L’Union européenne barre le
droit à l’eau
À
Marseille, l’échec du Forum mondial de l’eau, traditionnel rendez-vous des
multinationales, et le succès du Forum alternatif, attestent de la vigueur des
luttes pour se réapproprier cet élément de vie. Dans le monde entier, les
expériences de gestion de l’eau par des communautés d’usagers, à l’échelle de
villages, de régions, de villes, en France, la gestion en régie directe
retrouvée dans de nombreuses municipalités, témoignent de la résistance des
sociétés à la privatisation de l’eau. En 2010, sur proposition de la Bolivie,
l’assemblée générale des Nations unies a adopté un texte reconnaissant le droit
à l’eau potable comme droit humain fondamental.
- L’inscription
d’un droit à l’eau dans le droit international peut paraître dérisoire, alors
que la guerre de l’eau se poursuit partout. Pourtant, elle donne une légitimité
encore plus grande à tous ceux et celles qui luttent pour son application. Il
n’est pas dérisoire pour l’Union européenne et les lobbies de ses
multinationales. En vue du sommet de la Terre à Rio de Janeiro en 2012, un
premier brouillon de déclaration finale du sommet officiel a été rédigé par le
secrétariat de l’ONU. L’article 67 de ce texte provisoire ( fort criticable par
ailleurs) réaffirme l’importance du droit à l’eau potable comme droit humain
fondamental.
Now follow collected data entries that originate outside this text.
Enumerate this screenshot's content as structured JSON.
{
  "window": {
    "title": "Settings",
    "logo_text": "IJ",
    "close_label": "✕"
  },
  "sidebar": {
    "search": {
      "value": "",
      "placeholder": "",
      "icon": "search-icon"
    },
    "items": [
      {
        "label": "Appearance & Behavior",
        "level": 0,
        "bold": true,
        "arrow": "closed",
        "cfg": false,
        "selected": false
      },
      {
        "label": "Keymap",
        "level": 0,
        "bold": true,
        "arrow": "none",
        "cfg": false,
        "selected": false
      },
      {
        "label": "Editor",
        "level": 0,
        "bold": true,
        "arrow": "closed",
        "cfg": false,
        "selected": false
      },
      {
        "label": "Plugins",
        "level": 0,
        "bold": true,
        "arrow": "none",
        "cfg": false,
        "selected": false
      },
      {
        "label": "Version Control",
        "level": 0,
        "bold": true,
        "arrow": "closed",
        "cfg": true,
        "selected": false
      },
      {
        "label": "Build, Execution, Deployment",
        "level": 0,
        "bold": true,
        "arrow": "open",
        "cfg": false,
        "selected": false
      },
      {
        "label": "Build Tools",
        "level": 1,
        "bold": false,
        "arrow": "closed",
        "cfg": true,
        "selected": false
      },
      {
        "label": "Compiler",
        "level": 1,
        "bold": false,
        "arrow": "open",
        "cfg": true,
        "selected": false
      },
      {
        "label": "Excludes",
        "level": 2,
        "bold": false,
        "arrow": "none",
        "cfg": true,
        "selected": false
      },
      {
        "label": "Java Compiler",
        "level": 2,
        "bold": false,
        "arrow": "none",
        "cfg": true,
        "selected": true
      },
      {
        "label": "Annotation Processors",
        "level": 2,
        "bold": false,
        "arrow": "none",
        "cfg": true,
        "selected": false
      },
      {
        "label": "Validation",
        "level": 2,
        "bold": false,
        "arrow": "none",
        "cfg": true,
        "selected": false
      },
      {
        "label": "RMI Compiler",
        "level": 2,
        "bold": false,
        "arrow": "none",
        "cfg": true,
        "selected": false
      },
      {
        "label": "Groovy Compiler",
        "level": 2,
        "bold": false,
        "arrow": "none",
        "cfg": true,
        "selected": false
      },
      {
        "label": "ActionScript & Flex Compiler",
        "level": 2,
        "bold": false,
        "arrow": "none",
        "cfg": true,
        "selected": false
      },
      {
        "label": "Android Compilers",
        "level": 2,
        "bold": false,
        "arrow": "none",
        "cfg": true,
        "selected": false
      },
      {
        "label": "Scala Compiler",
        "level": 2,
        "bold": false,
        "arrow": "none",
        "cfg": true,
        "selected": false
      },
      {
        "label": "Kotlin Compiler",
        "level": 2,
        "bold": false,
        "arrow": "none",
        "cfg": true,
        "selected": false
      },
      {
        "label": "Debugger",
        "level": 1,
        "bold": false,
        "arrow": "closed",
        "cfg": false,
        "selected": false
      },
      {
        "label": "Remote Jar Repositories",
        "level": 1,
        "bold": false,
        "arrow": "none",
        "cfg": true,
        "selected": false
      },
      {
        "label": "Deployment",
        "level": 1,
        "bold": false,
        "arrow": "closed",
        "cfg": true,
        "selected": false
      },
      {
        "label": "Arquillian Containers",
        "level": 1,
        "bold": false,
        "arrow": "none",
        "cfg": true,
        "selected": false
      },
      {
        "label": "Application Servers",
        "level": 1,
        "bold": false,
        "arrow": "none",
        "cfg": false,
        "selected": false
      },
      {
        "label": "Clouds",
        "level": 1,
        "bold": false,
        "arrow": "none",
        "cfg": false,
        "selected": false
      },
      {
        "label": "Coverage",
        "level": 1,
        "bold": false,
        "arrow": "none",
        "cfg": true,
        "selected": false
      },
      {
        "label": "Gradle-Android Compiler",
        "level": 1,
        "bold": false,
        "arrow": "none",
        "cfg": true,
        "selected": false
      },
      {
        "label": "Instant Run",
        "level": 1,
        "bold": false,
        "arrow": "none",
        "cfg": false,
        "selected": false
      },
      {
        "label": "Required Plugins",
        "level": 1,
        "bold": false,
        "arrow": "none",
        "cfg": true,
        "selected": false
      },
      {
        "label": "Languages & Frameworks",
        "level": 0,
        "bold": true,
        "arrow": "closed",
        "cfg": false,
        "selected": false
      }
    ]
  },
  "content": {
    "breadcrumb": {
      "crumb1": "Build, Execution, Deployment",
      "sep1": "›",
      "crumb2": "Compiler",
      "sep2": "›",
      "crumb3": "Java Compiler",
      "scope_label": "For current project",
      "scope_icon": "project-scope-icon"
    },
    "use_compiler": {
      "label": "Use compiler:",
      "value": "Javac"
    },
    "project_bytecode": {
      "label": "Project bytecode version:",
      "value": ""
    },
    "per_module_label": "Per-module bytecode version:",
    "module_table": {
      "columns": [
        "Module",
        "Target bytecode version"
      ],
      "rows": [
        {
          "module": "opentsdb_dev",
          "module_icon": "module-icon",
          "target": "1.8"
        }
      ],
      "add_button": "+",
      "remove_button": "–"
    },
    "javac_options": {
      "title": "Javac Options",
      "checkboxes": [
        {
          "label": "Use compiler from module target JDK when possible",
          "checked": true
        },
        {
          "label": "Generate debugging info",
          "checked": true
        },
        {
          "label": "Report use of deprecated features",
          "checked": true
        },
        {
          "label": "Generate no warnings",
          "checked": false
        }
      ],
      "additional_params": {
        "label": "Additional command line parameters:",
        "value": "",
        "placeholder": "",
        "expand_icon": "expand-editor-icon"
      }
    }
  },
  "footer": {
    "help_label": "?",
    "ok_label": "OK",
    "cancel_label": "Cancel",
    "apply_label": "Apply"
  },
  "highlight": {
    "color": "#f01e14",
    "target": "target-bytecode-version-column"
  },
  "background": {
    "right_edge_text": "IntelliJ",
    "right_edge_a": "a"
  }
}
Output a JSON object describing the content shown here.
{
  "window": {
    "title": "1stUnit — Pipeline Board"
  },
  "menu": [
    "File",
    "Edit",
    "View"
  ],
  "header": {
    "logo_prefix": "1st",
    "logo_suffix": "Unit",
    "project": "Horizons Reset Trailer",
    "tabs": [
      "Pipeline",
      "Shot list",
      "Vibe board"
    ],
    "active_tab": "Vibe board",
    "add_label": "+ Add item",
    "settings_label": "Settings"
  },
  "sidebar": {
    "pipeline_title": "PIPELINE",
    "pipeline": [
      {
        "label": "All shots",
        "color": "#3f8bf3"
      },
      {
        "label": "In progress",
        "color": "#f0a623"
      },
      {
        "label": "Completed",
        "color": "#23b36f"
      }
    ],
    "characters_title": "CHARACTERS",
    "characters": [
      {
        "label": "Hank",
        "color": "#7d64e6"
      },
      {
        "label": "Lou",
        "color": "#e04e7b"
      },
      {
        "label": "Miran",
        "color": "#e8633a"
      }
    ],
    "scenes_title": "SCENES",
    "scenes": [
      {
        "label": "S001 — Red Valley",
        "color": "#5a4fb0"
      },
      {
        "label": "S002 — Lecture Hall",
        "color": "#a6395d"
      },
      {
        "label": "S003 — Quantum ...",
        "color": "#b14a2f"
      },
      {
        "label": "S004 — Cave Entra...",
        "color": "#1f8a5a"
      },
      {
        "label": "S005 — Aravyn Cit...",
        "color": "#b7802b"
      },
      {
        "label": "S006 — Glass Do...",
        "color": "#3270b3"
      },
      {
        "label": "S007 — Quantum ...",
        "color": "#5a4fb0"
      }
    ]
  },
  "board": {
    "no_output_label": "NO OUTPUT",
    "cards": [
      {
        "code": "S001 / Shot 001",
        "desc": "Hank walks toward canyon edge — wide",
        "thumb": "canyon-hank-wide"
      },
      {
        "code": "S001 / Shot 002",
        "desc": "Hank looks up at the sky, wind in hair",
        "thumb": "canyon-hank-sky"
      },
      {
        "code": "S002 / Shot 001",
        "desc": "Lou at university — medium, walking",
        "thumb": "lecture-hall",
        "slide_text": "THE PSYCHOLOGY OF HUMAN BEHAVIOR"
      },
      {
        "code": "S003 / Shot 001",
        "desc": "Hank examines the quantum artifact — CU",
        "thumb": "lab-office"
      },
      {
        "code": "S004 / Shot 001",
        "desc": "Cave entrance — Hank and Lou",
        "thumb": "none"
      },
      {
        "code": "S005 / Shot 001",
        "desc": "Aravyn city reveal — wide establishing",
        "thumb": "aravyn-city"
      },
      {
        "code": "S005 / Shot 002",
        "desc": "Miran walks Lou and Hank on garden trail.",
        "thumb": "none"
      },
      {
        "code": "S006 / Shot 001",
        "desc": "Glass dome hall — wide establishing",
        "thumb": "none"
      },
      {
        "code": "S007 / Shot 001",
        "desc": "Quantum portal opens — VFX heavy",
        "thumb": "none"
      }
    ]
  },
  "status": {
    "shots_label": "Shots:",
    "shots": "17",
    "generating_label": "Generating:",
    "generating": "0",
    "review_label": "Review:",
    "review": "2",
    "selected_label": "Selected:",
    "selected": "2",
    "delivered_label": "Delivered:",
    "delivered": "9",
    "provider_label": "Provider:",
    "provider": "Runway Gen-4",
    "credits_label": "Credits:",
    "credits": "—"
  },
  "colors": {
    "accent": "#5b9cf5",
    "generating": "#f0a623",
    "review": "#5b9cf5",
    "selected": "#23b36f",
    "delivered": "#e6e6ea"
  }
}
Ce texte est actuellement amendé.
- L’Union
européenne, dans ses amendements à cet article, supprime toute référence à
l’idée de droit ; le terme est barré chaque fois qu’il apparaît. Le texte
ajouté en remplacement insiste sur la nécessité de considérer l’eau comme un
capital qui fournit des services écosystémiques, pour l’instant invisibles et
gratuits, auxquels doit être attribué un prix. Ces services sont par exemple
ici ceux rendus pour la lutte contre le changement climatique, pour la
biodiversité, pour la purification de l’eau, pour le maintien des sols. Comment
calculer ce prix ? L’amendement ne le dit pas, mais tous les textes à notre disposition
sont clairs : ce prix doit émerger des marchés de services écosystémiques et de
«financements innovants» gagés sur ces services. C’est pourquoi, à la
marchandisation des ressources, déjà ancienne, s’ajoute leur financiarisation.
- Ces
amendements illustrent la mobilisation de l’Union européenne pour mettre
«l’économie verte» au sommet de l’agenda de Rio+20. Cette économie verte prend
acte de la dégradation de la planète et l’épuisement de la Terre viendrait de
l’absence d’une évaluation économique de la nature, d’une information
défaillante : les prix, censés orienter les comportements vers un équilibre,
sont incomplets car les servives rendus par la nature ne sont pas
comptabilisés. Avec cette économie verte, il ne s’agit plus simplement de puiser
dans le stock des ressources naturelles et de les intégrer au cycle de la
production, mais de considérer la nature comme partie du cycle de la
production. C’est bien plus qu’un verdissement du capitalisme !
- Dans
le monde de cette économie verte, la notion de droit, comme le droit à l’eau,
est une rigidité qui bloque les promesses d’une nature-entreprise répartie
entre quelques firmes et fonds financiers.